Scientific Reports (Feb 2023)

Risk factors and geographic disparities in premature cardiovascular mortality in US counties: a machine learning approach

  • Weichuan Dong,
  • Issam Motairek,
  • Khurram Nasir,
  • Zhuo Chen,
  • Uriel Kim,
  • Yassin Khalifa,
  • Darcy Freedman,
  • Stephanie Griggs,
  • Sanjay Rajagopalan,
  • Sadeer G. Al-Kindi

DOI
https://doi.org/10.1038/s41598-023-30188-9
Journal volume & issue
Vol. 13, no. 1
pp. 1 – 11

Abstract

Read online

Abstract Disparities in premature cardiovascular mortality (PCVM) have been associated with socioeconomic, behavioral, and environmental risk factors. Understanding the “phenotypes”, or combinations of characteristics associated with the highest risk of PCVM, and the geographic distributions of these phenotypes is critical to targeting PCVM interventions. This study applied the classification and regression tree (CART) to identify county phenotypes of PCVM and geographic information systems to examine the distributions of identified phenotypes. Random forest analysis was applied to evaluate the relative importance of risk factors associated with PCVM. The CART analysis identified seven county phenotypes of PCVM, where high-risk phenotypes were characterized by having greater percentages of people with lower income, higher physical inactivity, and higher food insecurity.
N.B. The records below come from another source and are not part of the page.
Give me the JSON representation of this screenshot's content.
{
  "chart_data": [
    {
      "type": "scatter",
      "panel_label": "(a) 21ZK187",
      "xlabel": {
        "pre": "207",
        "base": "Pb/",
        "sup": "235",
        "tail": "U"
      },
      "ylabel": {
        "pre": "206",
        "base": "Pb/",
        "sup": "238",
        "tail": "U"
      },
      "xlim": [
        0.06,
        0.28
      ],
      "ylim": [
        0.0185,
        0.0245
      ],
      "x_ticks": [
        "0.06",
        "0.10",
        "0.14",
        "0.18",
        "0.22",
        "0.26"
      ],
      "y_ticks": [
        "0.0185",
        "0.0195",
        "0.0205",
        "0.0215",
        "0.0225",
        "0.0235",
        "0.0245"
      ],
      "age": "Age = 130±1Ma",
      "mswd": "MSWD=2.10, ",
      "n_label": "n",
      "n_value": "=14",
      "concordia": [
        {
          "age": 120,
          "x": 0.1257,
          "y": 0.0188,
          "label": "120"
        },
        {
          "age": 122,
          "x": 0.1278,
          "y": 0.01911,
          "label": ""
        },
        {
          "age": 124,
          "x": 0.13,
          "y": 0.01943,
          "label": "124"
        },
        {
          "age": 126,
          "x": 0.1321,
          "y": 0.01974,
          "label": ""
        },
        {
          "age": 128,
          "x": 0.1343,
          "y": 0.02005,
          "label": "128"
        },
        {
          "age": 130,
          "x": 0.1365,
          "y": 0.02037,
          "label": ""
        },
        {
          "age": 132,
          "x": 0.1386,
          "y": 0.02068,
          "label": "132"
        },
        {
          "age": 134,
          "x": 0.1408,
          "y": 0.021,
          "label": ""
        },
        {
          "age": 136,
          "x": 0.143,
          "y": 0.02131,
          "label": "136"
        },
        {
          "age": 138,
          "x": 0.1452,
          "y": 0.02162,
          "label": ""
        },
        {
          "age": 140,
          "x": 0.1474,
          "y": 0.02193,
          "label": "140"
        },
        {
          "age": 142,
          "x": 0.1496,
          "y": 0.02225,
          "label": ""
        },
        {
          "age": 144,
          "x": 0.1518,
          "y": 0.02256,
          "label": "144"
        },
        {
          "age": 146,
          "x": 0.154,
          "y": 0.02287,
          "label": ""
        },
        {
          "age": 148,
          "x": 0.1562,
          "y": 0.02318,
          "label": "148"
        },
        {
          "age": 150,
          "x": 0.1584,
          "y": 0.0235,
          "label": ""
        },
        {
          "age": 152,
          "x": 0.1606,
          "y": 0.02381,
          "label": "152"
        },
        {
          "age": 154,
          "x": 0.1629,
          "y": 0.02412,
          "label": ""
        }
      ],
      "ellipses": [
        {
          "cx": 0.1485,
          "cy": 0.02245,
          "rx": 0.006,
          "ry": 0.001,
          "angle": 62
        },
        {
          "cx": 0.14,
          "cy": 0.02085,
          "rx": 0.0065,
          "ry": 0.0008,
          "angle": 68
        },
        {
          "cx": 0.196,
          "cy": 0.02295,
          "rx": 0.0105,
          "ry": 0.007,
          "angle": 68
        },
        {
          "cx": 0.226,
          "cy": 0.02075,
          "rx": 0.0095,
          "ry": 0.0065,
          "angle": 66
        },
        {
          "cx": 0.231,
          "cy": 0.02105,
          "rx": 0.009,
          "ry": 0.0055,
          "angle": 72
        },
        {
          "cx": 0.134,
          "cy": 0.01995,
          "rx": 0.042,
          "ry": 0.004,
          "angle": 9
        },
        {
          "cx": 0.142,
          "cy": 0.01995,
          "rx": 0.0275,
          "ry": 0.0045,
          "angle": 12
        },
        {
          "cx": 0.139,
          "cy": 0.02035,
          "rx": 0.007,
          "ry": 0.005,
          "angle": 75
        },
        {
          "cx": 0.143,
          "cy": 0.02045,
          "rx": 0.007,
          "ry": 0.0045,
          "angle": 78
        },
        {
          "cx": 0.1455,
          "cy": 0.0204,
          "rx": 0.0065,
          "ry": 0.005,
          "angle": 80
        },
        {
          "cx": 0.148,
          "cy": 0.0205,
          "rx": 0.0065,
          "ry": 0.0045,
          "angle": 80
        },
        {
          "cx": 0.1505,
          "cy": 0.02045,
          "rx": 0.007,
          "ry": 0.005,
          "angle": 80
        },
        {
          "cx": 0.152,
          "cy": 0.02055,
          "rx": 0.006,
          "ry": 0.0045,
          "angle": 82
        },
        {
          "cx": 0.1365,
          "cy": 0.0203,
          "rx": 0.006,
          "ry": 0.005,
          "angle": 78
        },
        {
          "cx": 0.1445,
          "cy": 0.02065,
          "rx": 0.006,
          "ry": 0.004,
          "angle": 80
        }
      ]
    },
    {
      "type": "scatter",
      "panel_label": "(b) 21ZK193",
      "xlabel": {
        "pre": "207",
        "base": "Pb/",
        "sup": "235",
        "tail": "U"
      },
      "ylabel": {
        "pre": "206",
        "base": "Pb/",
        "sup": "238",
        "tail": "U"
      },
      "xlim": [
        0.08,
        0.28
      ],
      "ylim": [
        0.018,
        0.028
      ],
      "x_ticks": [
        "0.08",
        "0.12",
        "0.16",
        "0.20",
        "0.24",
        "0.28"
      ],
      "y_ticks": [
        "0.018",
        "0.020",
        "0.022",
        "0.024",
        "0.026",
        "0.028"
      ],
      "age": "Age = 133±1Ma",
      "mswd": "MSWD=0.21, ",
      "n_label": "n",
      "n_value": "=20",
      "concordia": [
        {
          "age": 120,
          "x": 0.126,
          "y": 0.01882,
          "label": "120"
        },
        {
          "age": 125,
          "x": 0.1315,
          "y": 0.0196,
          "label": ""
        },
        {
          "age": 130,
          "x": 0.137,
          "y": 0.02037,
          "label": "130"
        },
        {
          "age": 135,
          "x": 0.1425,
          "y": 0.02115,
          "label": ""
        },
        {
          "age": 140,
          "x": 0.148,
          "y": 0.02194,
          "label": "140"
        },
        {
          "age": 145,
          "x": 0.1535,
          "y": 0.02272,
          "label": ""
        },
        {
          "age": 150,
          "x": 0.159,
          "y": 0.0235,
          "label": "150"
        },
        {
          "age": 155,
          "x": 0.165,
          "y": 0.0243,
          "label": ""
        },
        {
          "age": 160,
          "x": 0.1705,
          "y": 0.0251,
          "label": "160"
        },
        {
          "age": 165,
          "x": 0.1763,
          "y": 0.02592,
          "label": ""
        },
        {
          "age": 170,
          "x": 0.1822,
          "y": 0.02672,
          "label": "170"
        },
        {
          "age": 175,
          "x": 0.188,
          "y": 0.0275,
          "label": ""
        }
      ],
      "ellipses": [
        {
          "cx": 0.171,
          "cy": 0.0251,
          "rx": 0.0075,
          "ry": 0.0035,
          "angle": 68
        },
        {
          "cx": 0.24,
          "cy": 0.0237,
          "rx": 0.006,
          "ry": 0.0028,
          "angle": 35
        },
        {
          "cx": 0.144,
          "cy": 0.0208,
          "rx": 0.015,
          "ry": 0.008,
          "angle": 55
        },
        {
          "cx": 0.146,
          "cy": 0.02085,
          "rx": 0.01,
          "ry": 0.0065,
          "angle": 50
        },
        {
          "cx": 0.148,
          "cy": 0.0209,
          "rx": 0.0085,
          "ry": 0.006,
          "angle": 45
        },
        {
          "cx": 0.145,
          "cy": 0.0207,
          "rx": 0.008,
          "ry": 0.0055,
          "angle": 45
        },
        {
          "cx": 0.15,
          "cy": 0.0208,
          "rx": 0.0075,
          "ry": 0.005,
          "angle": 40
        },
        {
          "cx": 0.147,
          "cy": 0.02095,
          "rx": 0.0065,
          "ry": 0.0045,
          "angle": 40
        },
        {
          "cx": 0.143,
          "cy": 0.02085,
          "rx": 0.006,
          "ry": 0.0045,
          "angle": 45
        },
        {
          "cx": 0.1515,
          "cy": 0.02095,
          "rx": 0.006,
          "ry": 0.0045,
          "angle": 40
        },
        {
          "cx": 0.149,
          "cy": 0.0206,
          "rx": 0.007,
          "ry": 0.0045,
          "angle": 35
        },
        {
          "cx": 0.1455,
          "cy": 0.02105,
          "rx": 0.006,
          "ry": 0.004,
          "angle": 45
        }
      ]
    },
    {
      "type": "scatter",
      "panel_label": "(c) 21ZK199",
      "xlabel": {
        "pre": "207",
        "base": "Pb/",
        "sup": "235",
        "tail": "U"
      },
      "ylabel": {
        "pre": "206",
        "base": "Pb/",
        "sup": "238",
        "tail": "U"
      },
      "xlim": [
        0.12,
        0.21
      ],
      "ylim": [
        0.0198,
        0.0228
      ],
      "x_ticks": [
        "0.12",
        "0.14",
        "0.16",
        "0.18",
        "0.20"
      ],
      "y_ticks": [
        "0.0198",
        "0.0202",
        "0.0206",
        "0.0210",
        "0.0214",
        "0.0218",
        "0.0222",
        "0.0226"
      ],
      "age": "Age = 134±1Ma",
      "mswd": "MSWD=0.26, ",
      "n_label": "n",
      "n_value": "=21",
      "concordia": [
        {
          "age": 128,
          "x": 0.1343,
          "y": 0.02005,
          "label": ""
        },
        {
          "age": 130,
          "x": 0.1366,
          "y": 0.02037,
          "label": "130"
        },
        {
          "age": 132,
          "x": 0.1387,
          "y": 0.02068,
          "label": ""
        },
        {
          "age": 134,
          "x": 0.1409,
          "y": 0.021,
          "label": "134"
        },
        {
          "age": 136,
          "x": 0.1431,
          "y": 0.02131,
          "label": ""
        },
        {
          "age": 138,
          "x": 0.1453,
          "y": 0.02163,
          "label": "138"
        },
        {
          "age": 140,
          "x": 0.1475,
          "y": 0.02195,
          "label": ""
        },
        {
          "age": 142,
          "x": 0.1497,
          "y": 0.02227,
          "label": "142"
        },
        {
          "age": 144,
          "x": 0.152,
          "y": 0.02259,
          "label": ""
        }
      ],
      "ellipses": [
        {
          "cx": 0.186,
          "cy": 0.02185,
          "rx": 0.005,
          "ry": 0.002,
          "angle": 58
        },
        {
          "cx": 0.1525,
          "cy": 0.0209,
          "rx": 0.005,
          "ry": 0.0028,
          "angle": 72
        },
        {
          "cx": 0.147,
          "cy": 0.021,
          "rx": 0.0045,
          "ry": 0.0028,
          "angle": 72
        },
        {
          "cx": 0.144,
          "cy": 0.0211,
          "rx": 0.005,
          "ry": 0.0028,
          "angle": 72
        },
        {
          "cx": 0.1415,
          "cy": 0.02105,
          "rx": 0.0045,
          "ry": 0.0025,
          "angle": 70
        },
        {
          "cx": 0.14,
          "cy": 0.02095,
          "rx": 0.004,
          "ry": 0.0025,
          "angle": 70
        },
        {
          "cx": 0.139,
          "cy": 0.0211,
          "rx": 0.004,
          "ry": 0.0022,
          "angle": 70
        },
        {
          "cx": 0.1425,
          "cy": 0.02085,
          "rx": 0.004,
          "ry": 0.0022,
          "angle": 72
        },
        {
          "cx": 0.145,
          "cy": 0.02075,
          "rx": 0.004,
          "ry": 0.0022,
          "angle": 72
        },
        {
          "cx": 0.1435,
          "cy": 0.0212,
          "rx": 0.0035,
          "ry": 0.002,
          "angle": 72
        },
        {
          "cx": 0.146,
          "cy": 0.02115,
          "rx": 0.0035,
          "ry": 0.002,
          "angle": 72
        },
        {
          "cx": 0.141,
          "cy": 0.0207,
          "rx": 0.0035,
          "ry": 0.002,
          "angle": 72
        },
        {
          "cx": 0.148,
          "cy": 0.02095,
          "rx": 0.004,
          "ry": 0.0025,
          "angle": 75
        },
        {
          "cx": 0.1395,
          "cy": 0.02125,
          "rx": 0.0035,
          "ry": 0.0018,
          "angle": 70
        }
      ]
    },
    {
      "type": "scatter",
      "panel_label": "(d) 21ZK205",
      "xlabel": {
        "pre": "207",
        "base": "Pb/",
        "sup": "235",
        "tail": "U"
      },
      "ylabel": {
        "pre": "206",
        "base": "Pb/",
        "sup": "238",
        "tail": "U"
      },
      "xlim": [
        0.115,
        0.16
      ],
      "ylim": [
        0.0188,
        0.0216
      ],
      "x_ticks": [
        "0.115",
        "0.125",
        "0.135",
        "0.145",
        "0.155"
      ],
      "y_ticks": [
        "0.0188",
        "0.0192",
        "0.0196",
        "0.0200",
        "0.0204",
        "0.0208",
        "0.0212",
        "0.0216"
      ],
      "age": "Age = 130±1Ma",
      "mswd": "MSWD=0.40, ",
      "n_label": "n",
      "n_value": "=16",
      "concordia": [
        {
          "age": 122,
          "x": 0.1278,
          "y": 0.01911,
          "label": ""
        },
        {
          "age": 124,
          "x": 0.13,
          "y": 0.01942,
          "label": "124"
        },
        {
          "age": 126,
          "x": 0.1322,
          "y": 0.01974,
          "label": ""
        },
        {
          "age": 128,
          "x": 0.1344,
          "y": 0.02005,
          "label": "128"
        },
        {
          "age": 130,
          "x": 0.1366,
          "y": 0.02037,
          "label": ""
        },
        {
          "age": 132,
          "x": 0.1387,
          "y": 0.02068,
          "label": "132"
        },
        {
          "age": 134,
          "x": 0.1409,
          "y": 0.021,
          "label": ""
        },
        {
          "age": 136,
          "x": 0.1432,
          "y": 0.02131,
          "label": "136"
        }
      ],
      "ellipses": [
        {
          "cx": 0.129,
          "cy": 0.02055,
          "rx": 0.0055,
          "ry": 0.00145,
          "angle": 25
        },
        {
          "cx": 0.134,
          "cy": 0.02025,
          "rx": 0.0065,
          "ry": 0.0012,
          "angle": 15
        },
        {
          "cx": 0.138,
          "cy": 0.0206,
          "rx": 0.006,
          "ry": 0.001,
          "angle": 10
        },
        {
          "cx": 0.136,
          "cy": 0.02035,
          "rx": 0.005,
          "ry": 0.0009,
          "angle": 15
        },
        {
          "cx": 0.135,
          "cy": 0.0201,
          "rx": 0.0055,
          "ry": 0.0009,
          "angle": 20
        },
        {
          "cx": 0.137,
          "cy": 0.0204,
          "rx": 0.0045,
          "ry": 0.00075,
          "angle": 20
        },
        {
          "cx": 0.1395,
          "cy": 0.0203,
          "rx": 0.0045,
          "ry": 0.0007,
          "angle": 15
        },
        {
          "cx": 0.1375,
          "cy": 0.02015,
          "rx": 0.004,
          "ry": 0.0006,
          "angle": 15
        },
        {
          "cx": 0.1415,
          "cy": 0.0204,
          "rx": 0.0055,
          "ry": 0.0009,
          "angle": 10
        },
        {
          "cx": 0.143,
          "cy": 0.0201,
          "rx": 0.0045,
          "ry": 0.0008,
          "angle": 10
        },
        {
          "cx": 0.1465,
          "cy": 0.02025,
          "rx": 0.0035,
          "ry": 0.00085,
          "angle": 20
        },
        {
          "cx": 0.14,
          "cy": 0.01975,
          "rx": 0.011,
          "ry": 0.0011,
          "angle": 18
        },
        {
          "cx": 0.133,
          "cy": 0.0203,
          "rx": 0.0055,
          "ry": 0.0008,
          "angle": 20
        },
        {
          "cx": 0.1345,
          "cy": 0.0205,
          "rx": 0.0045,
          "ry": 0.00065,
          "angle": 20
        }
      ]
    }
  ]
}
These high-risk phenotypes were mostly concentrated in the Black Belt of the American South and the Appalachian region. The random forest analysis identified additional important risk factors associated with PCVM, including broadband access, smoking, receipt of Supplemental Nutrition Assistance Program benefits, and educational attainment. Our study demonstrates the use of machine learning approaches in characterizing community-level phenotypes of PCVM. Interventions to reduce PCVM should be tailored according to these phenotypes in corresponding geographic areas.